With midterm elections approaching, President Barack Obama has gone on the charm offensive, claiming Republicans are demonstrating a "lack of faith in the American people."
"Faith" often is defined as "having confidence or trust in a person or thing." In this case, though, faith means adding another $35 billion in unemployment benefits to the infinite intergenerational tab -- sometimes referred to as the budget -- and mailing out as many checks as possible before Election Day.
Yet the jab is revealing in other ways. To begin with, what mysterious brand of public policy has Obama employed that exemplifies this sacred trust between public officials and the common citizen?
Was it the administration's faith in the wisdom of the American parent that persuaded it to shut down the voucher program in Washington, D.C., and continue the left's decades-long campaign denying school choice for kids and parents? Or was that just faith in public-sector unions?
Was faith in American industry behind the Democrats' support of a stimulus bill that was predicated almost entirely on preserving swollen government spending at the expense of private-sector growth?
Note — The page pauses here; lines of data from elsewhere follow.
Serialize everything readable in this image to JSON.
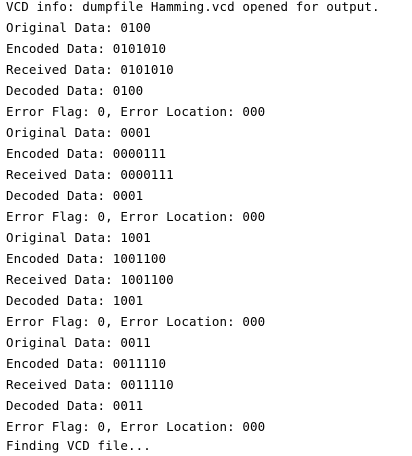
{
  "console": {
    "lines": [
      "VCD info: dumpfile Hamming.vcd opened for output.",
      "Original Data: 0100",
      "Encoded Data: 0101010",
      "Received Data: 0101010",
      "Decoded Data: 0100",
      "Error Flag: 0, Error Location: 000",
      "Original Data: 0001",
      "Encoded Data: 0000111",
      "Received Data: 0000111",
      "Decoded Data: 0001",
      "Error Flag: 0, Error Location: 000",
      "Original Data: 1001",
      "Encoded Data: 1001100",
      "Received Data: 1001100",
      "Decoded Data: 1001",
      "Error Flag: 0, Error Location: 000",
      "Original Data: 0011",
      "Encoded Data: 0011110",
      "Received Data: 0011110",
      "Decoded Data: 0011",
      "Error Flag: 0, Error Location: 000",
      "Finding VCD file..."
    ]
  }
}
Is this hallowed faith in the citizenry also what compels the administration to dictate what kind of car we will be driving in the future, what kind of energy we will be filling these "cars" with and what amounts of that energy will be acceptable?
Is faith in American know-how why Washington funnels billions of tax dollars each year to its hand-picked industry favorites rather than allow the best and brightest to -- please pardon the pun -- organically figure out what the most sensible energy policy is, as we have in every other sector?
It must be that deep confidence in conscientious Americans that persuades the left to fight against the rights of gun owners who want nothing more than to defend life and property.
The same faith in Americans surely precipitates the administration's defense of censorship (even book banning) to ensure that the citizenry is protected from the despicable reach of political ads funded by corporations. People, you see, are too gullible and too uninformed to withstand the force of Fox News -- much less Wal-Mart.
Similarly, that faith has led to the 20-year explosion of paternalistic regulations (often with the help of Republicans) that propose to regulate everything from the size of candy to tanning salons to fast-food restaurants to the pressure in your shower head. A faith that the American citizen has the self-control of a deprived toddler.